Officials say security forces have contained the attackers in one location inside Nairobi's Westgate Mall, where they have been holed up since Saturday. Kenya's National Disaster Operation Centre said an unknown number of hostages are still inside and cannot get to an exit.
The Somali terrorist group al-Shabab has claimed responsibility for the attack, saying it is retaliation for Kenya's military intervention in Somalia. An al-Shabab spokesman said in an audio message, "Either leave our country or live with constant attacks."
Kenyan forces entered Somalia two years ago to fight al-Shabab militants who had often crossed the border to stage attacks.
The U.N. Security Council and Secretary-General Ban Ki-moon strongly condemned the attack. Mr. Ban called it a "premeditated" and "totally reprehensible" act targeting defenseless civilians.

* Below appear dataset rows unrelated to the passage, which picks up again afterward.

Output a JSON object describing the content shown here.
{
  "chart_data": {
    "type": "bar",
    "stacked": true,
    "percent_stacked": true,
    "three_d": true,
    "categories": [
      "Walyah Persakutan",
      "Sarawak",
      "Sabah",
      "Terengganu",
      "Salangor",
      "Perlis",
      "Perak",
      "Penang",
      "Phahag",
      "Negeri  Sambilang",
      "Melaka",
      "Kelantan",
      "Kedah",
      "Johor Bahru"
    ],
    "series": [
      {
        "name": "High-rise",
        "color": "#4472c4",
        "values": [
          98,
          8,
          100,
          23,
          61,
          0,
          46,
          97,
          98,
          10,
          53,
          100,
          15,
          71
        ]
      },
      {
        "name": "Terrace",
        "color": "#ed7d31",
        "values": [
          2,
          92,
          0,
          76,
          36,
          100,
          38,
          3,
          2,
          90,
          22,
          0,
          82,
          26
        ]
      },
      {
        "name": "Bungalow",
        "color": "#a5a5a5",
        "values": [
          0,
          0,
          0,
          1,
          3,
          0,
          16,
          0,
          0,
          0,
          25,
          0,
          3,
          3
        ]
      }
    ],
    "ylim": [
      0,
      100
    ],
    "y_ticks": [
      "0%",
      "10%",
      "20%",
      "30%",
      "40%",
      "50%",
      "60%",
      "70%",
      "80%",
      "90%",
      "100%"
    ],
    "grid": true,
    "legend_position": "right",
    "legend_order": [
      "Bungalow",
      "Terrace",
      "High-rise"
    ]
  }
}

Witnesses said the gunmen wore masks and tossed hand grenades at the Westgate Mall during busy shopping hours. Children were among the wounded.
One survivor who had been trapped inside the mall for several hours said he heard leaders of the attack speaking in a language he did not understand.
VOA's reporter in Nairobi says there are concerns that some of the gunmen might have escaped immediately after the attack.
Kenyan President Uhuru Kenyatta sought to reassure shaken Kenyans in an address to the nation just hours after the attack. The president condemned what he called the cowardly act and praised Kenyans for their solidarity in the face of the terrorist threat.
"Terrorism in and of itself is the philosophy of cowards. The way we lead our lives in freedom, unity and consideration for each other represents our victory over those who wish us ill."
President Kenyatta vowed that the perpetrators will be caught and dealt with. He said the government stands ready to defend the country from within and from outside.
Canada and France each say two of their citizens were killed. The United States says no Americans were killed, but that some have been injured. Secretary of State John Kerry condemned the attack and said the United States has offered Kenya's government its full support to help bring the perpetrators of the attack to justice.